TEATRO: SALEMME, ‘PORTO IN TOUR I CLICHE’ SULLA NAPOLETANITA”

“Da metà agosto comincio un tour teatrale da un mio pamphlet, ‘Napoletano? E famme ‘na pizza’. Tutto sui cliché della napoletanità. Quando mi presentano in tv dicono: l’attore comico napoletano. Perché non lo si specifica per gli altri? Dal napoletano ci si aspetta la giovialità, la simpatia, l’essere ritardatario. A Milano o Roma mi dicono: sei di Napoli ma come fai a essere così puntuale? Mi rubarono il cellulare e mi dissero, ti sei fatto fregare
tu che vieni da lì. Ho una casa in Toscana e mi dicono sorpresi, come mai? Siamo prigionieri di uno stereotipo, ci si aspetta che facciamo i napoletani”. Lo afferma l’attore e regista Vincenzo Salemme, in un’intervista al ‘Corriere della Sera’, rilasciata in occasione
dell’assegnazione domani al Festival di Benevento, del primo premio alla carriera della sua vita. “Ho 63 anni e un premio così devi averlo per forza a una certa età”.
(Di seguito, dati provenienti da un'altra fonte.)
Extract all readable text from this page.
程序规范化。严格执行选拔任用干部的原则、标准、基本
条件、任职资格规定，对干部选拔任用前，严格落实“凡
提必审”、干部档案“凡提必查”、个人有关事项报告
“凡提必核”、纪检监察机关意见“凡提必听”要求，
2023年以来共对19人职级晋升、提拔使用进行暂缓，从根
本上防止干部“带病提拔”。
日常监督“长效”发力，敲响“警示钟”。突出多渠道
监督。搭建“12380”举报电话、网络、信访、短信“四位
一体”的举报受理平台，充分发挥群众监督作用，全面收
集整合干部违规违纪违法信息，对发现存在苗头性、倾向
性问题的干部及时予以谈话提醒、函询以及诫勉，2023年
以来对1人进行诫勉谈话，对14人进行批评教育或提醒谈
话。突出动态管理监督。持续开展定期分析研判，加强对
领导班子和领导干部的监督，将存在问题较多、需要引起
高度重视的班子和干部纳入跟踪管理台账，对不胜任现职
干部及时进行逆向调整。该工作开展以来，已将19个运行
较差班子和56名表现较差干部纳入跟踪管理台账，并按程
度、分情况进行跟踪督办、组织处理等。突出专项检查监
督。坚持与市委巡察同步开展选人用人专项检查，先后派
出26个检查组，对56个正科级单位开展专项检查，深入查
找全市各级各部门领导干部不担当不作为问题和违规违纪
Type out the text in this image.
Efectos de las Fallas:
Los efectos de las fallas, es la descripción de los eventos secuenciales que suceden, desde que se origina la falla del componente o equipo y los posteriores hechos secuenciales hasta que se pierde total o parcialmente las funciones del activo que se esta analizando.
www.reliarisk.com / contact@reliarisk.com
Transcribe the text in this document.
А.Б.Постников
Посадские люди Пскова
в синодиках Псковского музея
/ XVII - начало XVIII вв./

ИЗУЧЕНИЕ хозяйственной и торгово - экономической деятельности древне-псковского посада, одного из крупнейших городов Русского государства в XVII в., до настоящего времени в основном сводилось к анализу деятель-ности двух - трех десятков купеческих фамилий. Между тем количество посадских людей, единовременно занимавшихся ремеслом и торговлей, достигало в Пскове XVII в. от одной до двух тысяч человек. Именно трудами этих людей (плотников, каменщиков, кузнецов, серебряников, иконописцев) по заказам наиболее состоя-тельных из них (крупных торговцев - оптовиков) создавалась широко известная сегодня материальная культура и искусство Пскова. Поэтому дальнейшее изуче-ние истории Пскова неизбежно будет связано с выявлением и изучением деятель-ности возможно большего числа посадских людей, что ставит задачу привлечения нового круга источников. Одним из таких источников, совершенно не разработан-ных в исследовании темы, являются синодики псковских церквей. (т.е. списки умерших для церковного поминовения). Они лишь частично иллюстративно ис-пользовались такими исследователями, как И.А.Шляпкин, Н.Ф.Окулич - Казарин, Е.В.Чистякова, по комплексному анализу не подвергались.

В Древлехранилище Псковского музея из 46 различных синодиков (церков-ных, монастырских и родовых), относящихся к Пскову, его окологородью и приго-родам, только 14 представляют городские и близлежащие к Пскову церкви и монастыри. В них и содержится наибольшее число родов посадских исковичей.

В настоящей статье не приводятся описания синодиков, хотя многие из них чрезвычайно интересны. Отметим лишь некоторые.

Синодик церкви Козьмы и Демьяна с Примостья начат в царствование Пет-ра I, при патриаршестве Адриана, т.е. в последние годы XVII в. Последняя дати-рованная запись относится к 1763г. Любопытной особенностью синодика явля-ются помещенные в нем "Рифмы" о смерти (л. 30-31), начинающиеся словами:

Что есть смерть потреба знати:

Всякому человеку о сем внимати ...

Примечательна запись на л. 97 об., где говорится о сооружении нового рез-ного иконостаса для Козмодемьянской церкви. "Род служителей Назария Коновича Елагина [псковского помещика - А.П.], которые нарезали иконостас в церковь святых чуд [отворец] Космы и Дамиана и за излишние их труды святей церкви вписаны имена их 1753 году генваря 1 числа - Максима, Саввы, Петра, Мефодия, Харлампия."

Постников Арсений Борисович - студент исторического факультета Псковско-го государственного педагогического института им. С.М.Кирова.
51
Della genesi della sua personalità artistica confessa: “Ho scritto per il teatro per superare le mie paure, per rappresentare i miei fantasmi, il terrore di essere abbandonato, di non essere accettato”. “Ero un bambino sonnambulo – racconta ancora – mi alzavo di notte,
parlavo all’incontrario, avevo un incubo ricorrente, una donna col coltello dietro di me, non ho mai capito chi fosse”. “Sia psicologi che psichiatri, freudiani, junghiani, li ho provati tutti. Il freudiano diceva che era l’incapacità di restare solo”. E d’altronde la comicità napoletana “nasce dalla fame, dal disagio esistenziale, è sanguigna, è granguignolesca, Pulcinella è il rosso sangue, un altro Vesuvio pronto a esplodere, è la morte come compagna di vita. Pensi a Eduardo, che come affresco umano lo paragono a Cechov; pensi a Questi
fantasmi, che nasce da una storia vera, un uomo che tornava a casa e la moglie gli diceva che l’amante che vedeva uscire era un fantasma. E il marito se ne convinceva”.